I think that the work that we do, we need a lot of resources and the resources that we need come in different forms: cedis, dollars, in kind, and so on and so forth. As I speak to you now, we have a need for classrooms for our school which is home to 500 kids. So if you give us 10 million dollars, some of it is going to do that. Our rehabilitation center needs a lot of support. Because these children, they eat a lot. They have been denied food for years. So when they have access to it, they want to do justice to it. Always have to feed them. So we need money for their rehabilitation or medical bills. Some of them have every available sickness that you can think of—ear sickness, eye sickness, nose sickness—everything. Almost every week they go through our resources, so we need funding for that also. We need resources to build capacity in the communities. These families, it’s not like they are lazy. They want to work. But they need…they don’t have the means to work.
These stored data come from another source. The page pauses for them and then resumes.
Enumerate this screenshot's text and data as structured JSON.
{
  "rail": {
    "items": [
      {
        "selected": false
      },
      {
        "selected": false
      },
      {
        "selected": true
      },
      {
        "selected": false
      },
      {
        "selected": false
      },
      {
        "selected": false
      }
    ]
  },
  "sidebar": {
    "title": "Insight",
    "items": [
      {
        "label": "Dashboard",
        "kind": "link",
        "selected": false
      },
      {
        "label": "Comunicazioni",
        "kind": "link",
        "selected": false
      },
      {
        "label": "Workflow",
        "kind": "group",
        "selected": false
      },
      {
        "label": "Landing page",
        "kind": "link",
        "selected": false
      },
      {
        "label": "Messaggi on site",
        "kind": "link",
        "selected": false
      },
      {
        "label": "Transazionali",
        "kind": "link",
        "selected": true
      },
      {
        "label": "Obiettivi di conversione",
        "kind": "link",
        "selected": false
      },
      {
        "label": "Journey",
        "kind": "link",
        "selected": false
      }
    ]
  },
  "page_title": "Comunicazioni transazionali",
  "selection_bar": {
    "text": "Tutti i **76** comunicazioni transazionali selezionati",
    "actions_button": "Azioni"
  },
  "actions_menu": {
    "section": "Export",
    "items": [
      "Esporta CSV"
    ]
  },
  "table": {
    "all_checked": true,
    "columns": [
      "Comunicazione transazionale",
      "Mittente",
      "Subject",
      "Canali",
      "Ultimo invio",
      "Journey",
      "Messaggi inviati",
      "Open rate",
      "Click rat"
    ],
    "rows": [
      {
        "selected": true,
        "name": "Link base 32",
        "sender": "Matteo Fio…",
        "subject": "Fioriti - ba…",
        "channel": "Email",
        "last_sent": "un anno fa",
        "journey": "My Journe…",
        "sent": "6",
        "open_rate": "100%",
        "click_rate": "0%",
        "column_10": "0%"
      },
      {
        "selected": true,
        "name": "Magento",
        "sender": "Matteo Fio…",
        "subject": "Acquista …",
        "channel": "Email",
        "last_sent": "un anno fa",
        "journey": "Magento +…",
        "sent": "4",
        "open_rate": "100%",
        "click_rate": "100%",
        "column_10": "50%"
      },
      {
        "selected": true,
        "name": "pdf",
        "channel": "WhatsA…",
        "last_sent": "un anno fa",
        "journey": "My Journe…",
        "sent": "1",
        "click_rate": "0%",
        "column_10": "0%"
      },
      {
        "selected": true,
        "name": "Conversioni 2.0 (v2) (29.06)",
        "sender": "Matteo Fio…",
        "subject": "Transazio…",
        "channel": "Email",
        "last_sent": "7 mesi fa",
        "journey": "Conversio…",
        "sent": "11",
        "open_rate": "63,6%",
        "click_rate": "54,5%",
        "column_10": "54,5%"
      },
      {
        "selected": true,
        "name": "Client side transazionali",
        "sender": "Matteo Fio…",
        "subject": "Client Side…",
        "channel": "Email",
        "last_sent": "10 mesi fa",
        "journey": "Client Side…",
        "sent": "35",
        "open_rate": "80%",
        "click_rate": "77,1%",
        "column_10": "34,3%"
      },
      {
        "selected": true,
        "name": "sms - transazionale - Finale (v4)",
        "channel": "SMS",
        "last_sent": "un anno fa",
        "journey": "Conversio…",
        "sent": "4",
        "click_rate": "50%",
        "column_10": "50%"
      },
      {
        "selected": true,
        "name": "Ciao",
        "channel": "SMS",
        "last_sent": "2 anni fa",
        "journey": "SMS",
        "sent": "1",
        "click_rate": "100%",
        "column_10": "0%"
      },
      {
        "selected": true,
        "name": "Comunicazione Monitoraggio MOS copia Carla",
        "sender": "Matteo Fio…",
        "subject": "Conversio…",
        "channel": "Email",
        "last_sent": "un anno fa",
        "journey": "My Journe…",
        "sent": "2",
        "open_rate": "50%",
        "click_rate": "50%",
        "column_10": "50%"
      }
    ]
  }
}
They don’t have access to land to farm, they don’t have access—they are illiterate. So we need to support them in an alternative way to be able to earn income rather than sending their children to school. So yes, we will give some to these families, too. Of course, the work that we are doing apart from we sending so many children, last year alone we supported over 1,000 children. So far we have supported over 10,000 children in our work. So, luckily, we are doing the work. But there is a global movement going on, to end slavery in our lifetime once more. So some of that would have to go into that work of me being involved in that global movement. So your money will be used profitably, and of course we know that you have to invest, sometimes we need to invest. So that the work is sustainable, we cannot always continue to chase after donations. What other ways can we generate our own resources to making sure that our work goes on or continues even without your donation, and so you are welcome.